Open guoyijie opened 3 years ago
@avnishn
@guoyijie the current set of V1 metaworld environments is highly sensitive to seed, so I wouldn't say its out of the question that MT1 pick and place got such low performance.
We're releasing the metaworld-v2 environments in mid november, and I expect to see a performance increase under different seeds.
Can you upload a tensorboard link, as well as try running the experiment once more?
Thanks! Avnish
@guoyijie you can send us a tensorboard link by using the https://tensorboard.dev service.
Do you mind trying MT1-reach? That would be a more reliable indictation of a possible problem.

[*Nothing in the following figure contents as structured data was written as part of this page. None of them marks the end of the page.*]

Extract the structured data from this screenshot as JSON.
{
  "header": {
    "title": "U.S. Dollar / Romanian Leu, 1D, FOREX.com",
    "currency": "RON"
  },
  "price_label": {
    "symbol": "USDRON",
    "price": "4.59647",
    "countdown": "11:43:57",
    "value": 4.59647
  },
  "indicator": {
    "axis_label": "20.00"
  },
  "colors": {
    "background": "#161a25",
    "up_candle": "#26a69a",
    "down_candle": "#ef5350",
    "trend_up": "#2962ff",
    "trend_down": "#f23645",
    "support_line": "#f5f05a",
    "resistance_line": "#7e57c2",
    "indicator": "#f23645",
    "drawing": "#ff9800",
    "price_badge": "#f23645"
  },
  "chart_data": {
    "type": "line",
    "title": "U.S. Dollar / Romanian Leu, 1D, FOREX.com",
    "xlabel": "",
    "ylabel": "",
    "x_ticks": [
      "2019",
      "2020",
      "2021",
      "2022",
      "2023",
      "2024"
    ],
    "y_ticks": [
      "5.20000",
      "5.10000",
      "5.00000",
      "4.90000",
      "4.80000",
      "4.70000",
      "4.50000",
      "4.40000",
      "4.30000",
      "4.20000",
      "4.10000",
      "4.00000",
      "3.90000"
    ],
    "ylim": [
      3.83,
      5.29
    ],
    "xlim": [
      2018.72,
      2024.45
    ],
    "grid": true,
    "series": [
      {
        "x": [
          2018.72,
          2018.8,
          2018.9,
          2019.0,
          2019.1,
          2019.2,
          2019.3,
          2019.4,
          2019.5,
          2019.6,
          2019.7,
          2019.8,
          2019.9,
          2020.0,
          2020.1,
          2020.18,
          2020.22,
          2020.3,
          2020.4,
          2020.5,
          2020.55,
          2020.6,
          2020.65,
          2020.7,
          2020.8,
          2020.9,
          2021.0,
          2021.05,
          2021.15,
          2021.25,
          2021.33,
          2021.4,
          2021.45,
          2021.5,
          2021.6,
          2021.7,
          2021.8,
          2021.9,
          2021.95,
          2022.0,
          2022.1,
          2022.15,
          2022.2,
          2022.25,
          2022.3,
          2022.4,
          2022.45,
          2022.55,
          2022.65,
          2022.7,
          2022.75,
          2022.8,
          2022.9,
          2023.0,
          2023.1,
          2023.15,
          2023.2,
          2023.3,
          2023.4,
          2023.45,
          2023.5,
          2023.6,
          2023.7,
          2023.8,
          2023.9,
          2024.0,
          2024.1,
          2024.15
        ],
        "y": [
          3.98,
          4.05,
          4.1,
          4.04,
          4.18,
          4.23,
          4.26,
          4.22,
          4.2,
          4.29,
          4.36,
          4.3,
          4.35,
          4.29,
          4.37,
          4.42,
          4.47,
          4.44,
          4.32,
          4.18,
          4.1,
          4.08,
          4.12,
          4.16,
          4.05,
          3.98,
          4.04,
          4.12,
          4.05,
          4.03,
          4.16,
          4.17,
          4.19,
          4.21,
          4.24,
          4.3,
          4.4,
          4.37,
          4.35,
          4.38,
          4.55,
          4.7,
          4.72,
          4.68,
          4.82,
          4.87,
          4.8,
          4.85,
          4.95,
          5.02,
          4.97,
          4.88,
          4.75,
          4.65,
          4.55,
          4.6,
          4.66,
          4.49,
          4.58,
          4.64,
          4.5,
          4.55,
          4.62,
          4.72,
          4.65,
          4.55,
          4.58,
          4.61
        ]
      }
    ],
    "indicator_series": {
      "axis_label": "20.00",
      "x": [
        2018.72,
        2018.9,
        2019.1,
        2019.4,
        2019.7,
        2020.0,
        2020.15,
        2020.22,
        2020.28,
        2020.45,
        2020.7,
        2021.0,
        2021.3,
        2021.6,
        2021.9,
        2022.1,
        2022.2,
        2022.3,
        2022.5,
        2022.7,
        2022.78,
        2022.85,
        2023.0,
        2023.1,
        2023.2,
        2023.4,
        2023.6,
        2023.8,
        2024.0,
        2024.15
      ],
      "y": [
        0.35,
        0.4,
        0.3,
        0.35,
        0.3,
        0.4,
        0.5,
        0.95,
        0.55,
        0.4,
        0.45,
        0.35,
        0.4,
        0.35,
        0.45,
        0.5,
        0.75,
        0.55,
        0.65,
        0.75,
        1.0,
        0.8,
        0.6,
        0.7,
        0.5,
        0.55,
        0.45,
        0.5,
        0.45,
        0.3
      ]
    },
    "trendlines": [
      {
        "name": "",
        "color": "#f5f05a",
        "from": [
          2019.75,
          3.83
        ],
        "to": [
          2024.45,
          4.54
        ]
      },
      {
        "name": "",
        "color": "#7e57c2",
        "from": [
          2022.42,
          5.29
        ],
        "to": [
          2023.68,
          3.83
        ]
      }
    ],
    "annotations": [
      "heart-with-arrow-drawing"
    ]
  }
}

Thanks for your reply. Here I provide the additional information as required.
(1) "tensorboard link": Here is the log I got by running the script "mtsac_metaworld_mt1_pick_place.py" https://tensorboard.dev/experiment/1Y42H2DbRUWobvG4Esdd9w/
(2) "run the experiment once more": actually I tried to run the script several times (though with the same seed 1), the result is always the same that the policy is not able to get the positive success rate. Now I'm trying to run with a different seed, not sure whether it will work or not.
(3) "try MT1-reach": yes, I tried with MT1-reach. With the learned policy, this task can be easily solved with a success rate of 1.
Could you please let me know whether there is something wrong in the tensorboard log and any further suggestions?
For the code in examples/torch/mtsac_metaworld_mt1_pick_place.py, the policy is not able to learn a good policy. After 10e6 environment steps, the success rate is still 0 and the average return is always negative. Is it the expected result?
I installed the metaworld and garage with the command "pip install -e .[dev]"